Be vigilant about clogged downspouts….many a Daphne has died in May because of the root rot that happened from sheets of water coming over the gutters in winter.  Don’t let your downspouts and gutters clog up. I never plant a Daphne or a shrub that is especially prone to root rot near the downspout. No one means to let them clog up but if you do not have a basement you might think you can let it wait.

Keep Bark Dust off the Centers of Plants

Applying mulch or bark dust to your planting beds in early winter is a great idea.  Mulch benefits your soil and plants and helps protects roots from cold temperatures. Bark dust helps prevent weeds.  If you have it blown in, be aware you must go out and remove the material off the crown of your plants.  I can count the number of times bark dust was applied correctly by a blow in company on one hand. They don’t pay attention to plants and especially perennials.  When the plants crown is buried it will be kept wet all winter and can die from crown rot.

It’s up to you to save your plants.  You must remove the excess product off the plants crown.  I often use a whisk broom but fingers work nicely .  I don’t apply mulch or bark dust over my fallen leaves.  I rake first and then apply 2 inches of product on my planting beds.

Echinacea 'White Swan' has winter care when dormant.

Butterflies hatch from leaves left on site.

Speaking of leaves; these days I find places in my property to pile a lot of my leaves so butterflies and other beneficial insects eggs (on the leaves) can hatch in the spring and benefit my landscape and local environment.

Don’t Prune Plants Unless They Are Dormant

Late fall or winter is not a safe time to prune most evergreen shrubs and other plants that don’t go dormant in the winter.  This can bring a plant out of dormancy or prevent it from going dormant.  This can make it vulnerable to damage or death.  When cold temps hit, if you are a plant,  it’s a good thing to be dormant and miss it all.  There are some plants that are extremely cold tolerant but many are not. Plants can’t go to Arizona for the winter.

Professionals like to prune deciduous trees and shrubs like Japanese maples (not evergreen) in December to mid January here in the Pacific Northwest.  This plant is dormant at this time, has not started to grow buds and will not “wake up” in response to pruning.  Professionals know what plants are exceptions but most homeowners do not.

Carol on a garden coach appointment pruning for winter care.

Carol Lindsay pruning non evergreen tree in winter.

Do spread a 2” layer of mulch or compost around your plants once your winter landscape is cleaned up.  You don’t want to put the compost over a bunch of decaying leaves. Mulch helps protect plant roots from extreme cold.  If you have trees whose leaves don’t drop until December, you need to wait ’til these leaves have dropped.

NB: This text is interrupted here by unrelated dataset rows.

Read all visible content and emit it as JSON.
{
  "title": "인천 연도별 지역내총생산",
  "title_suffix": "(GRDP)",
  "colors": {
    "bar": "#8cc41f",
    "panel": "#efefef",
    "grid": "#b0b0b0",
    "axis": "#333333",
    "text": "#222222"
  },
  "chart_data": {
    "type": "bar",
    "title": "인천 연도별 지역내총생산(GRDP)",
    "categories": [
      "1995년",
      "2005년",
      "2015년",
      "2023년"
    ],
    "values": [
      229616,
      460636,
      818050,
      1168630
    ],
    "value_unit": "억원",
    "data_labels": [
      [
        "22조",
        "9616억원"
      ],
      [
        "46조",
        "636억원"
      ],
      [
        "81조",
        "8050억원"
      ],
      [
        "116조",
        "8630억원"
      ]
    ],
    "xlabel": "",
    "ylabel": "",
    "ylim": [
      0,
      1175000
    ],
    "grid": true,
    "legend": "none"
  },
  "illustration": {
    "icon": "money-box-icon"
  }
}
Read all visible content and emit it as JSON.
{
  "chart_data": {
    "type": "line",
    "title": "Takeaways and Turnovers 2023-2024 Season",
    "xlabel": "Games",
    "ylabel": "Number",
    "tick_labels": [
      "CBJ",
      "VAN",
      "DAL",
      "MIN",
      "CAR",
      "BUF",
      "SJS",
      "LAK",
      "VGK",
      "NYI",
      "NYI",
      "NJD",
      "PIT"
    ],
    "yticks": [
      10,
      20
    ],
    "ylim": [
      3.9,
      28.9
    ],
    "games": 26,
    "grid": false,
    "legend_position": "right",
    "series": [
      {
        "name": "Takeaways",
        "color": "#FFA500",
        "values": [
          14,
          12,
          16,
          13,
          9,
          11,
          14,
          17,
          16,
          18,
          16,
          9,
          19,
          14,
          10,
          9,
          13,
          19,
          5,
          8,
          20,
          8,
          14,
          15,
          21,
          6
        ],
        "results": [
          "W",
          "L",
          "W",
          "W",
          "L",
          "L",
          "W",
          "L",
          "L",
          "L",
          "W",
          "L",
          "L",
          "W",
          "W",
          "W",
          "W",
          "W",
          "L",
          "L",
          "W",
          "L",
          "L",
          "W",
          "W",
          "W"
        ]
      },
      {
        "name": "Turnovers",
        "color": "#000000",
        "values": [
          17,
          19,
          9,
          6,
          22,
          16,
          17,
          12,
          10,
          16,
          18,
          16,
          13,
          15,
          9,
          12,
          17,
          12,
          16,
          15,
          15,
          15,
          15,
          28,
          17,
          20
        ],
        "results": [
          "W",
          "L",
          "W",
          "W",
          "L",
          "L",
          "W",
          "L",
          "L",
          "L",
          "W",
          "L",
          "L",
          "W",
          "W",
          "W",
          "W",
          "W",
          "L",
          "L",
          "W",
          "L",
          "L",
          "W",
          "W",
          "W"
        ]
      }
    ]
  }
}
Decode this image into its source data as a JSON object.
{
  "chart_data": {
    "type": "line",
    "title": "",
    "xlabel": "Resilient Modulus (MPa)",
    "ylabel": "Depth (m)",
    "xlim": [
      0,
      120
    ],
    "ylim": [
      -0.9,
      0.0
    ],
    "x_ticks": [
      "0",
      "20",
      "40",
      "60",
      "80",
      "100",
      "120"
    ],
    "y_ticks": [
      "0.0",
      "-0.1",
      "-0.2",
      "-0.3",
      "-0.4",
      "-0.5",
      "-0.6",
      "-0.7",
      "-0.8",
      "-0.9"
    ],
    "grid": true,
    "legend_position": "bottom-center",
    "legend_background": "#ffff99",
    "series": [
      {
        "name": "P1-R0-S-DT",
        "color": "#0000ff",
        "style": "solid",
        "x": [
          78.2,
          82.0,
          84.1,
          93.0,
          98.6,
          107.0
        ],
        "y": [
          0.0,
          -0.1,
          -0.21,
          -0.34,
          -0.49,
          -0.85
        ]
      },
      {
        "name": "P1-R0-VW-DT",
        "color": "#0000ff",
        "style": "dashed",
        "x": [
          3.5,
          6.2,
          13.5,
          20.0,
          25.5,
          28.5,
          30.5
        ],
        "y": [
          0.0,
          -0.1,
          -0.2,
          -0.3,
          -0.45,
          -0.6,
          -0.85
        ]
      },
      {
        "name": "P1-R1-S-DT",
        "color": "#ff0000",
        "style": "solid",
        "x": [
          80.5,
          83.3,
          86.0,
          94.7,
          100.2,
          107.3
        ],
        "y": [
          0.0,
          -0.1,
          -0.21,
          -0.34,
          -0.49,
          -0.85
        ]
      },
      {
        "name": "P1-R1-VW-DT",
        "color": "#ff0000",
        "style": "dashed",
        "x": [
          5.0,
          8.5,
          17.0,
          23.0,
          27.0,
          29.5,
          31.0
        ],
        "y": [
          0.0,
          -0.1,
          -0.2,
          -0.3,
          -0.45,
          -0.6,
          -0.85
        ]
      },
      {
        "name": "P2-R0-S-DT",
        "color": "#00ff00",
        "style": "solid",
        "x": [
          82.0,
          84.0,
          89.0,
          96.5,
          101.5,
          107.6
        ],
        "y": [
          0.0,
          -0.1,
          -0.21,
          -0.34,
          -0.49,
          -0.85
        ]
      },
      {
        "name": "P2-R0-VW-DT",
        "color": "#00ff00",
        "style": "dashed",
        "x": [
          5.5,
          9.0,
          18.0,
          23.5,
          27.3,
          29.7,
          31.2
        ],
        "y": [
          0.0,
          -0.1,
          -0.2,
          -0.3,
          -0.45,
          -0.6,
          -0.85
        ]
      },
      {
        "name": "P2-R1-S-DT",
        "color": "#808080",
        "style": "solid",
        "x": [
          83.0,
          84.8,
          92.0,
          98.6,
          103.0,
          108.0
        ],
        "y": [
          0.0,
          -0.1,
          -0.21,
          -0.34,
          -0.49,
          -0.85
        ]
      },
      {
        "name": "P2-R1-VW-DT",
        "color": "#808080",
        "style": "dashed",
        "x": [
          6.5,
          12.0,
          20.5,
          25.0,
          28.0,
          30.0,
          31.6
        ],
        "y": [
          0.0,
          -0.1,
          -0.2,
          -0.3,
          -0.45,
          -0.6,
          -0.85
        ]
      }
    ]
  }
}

Drought Tolerant Plants Are Susceptible to Root Rot

Most of my clients these days ask for a low water landscape design.  I mention this with regard to winter plant protection because these plants must have good drainage in the winter.  The crown or stems at the soil level are very prone to rot.  I like to mulch the crowns with minus ten crushed rock.  I place the tiny crushed rock around the plant, not over the top of the plant.  This helps roll winter water away from the plant’s crown.  It is critical to keep bark dust or mulch away from the crowns of these perennials and shrubs. Plants like Manzanita, Yucca, Phormium, Callistemon, even hens and chicks or sedums will benefit from crushed rock applied around the crown.   If you have mulch or bark dust blown in, this can have disastrous consequences for drought tolerant plants.  It is critical to keep bark dust or mulch away from the crowns of these root rot sensitive plants.